Руслан оставлял деньги на тумбе в коридоре, там же каждый вечер находил чек и сдачу – всю до копейки, лично для себя Ростик покупал только сигареты, так как они курили разные марки.
«Почему ты не мог быть таким раньше? – угрюмо думал Ханович, занося вилку над тарелкой с жареной картошкой. – Почему тебе потребовалось убить одиннадцать девушек, чтобы ты стал хотя бы подобием человека?»
Он каждый вечер переслушивал признания Ростика, записанные на диктофон, словно заучивал наизусть, и от этих признаний его все сильнее мутило при виде брата. Но он должен был помочь ему – должен, потому что мама так его воспитала.
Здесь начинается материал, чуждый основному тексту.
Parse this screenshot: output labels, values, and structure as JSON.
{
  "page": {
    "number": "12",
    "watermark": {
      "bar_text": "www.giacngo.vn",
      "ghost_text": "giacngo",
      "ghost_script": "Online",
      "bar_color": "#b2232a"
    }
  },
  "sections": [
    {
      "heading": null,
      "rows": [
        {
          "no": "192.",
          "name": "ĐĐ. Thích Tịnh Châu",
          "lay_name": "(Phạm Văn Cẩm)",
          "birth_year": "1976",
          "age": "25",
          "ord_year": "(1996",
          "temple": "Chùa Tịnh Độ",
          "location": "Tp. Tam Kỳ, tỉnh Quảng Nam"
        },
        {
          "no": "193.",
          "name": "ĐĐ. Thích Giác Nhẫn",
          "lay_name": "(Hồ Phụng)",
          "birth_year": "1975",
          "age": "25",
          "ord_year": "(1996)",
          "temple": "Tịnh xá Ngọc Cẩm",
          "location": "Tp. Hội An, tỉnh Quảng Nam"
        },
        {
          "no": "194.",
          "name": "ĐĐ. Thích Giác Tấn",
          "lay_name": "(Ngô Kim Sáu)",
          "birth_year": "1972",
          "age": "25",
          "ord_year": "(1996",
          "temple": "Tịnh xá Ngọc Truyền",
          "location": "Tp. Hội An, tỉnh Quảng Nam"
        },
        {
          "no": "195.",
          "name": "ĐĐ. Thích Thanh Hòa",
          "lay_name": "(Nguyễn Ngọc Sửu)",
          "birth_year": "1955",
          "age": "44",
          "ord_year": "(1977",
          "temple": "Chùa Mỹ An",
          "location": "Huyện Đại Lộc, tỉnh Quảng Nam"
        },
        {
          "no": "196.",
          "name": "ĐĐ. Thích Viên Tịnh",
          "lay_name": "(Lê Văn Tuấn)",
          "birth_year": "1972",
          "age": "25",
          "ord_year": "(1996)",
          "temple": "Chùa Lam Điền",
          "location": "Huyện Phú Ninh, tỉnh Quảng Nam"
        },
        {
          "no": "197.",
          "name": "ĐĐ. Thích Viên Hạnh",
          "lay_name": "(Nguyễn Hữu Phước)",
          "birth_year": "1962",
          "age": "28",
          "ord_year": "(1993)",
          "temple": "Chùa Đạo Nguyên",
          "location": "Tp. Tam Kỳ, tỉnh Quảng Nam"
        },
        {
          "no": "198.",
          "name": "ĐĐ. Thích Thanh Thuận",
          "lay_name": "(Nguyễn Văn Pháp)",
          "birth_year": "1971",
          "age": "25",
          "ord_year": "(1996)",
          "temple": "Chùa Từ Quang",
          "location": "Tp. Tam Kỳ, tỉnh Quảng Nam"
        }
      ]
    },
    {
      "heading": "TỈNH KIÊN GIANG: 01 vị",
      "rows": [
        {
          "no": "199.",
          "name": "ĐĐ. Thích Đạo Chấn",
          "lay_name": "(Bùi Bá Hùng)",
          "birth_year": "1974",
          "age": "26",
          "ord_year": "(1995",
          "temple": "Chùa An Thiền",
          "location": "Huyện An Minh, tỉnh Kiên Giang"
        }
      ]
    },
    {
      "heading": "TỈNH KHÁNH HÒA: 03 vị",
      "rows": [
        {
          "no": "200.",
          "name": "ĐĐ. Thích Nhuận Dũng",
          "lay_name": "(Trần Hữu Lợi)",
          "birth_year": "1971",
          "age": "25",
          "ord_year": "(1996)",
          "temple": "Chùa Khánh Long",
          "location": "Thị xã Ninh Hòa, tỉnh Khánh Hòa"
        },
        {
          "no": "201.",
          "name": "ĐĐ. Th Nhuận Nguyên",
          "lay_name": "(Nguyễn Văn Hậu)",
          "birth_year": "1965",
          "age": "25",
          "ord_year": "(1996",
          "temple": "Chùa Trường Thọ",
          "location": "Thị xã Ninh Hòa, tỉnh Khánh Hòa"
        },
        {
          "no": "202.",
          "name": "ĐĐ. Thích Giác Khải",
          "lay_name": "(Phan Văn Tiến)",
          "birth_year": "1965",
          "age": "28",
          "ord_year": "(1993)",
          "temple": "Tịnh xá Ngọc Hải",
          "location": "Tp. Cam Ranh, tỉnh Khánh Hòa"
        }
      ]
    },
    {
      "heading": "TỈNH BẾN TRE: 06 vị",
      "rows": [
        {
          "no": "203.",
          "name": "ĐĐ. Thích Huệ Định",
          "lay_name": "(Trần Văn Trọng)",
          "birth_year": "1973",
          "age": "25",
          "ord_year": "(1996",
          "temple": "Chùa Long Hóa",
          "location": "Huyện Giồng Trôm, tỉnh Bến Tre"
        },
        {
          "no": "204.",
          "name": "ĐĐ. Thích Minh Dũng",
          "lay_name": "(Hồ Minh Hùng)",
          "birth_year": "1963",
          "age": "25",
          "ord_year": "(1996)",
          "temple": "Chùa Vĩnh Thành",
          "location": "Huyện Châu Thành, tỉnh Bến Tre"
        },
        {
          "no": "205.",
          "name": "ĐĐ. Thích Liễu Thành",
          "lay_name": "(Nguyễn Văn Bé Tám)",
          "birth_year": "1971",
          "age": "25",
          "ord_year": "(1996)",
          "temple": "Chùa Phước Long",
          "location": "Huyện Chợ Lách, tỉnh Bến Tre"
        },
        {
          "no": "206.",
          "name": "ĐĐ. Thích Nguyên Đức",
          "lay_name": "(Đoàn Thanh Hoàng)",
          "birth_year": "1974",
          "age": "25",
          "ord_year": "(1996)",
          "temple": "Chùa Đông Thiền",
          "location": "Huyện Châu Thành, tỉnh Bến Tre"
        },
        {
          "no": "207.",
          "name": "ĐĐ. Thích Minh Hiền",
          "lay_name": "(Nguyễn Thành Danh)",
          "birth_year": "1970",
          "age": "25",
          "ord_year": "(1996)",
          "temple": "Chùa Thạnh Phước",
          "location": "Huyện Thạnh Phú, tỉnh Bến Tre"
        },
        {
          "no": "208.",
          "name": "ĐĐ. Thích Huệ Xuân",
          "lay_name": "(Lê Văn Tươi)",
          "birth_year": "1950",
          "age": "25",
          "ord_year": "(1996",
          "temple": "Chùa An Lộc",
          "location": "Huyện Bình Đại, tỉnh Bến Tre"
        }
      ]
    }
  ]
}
«Что бы там ни было, ты старший, Руслан, ты должен заботиться о Ростике. Он слабый, нездоровый, он не справится один», – звучал в голове материнский голос, и Руслану хотелось крикнуть: «Да замолчи ты! Я ничего не должен взрослому мужику! Он не спрашивал меня, когда убивал похожих на тебя девушек, только потому, что считал тебя в чем-то виновной! А ведь он не так уж и не прав, если разобраться. Это ты виновата в том, что он таким вырос, ты – со своей слепой любовью, со своей привычкой превозносить все, что сказал или сделал этот недоносок! Ты думала, что виновата в этом, а нет – вина твоя в другом. Ты не воспитала в нем ответственности, как во мне! Ты меня назначила главным, должным – а ему позволила быть таким, как он хотел. Ну вот он и стал… Если бы ты знала, кем стал твой любимчик Ростик, мама…»
Такие монологи Руслан стал мысленно произносить все чаще, а вскоре к ним на постоянной основе подключился и материнский голос, и теперь это были полноценные разговоры о жизни и воспитании, о моральных ценностях и фатальных ошибках.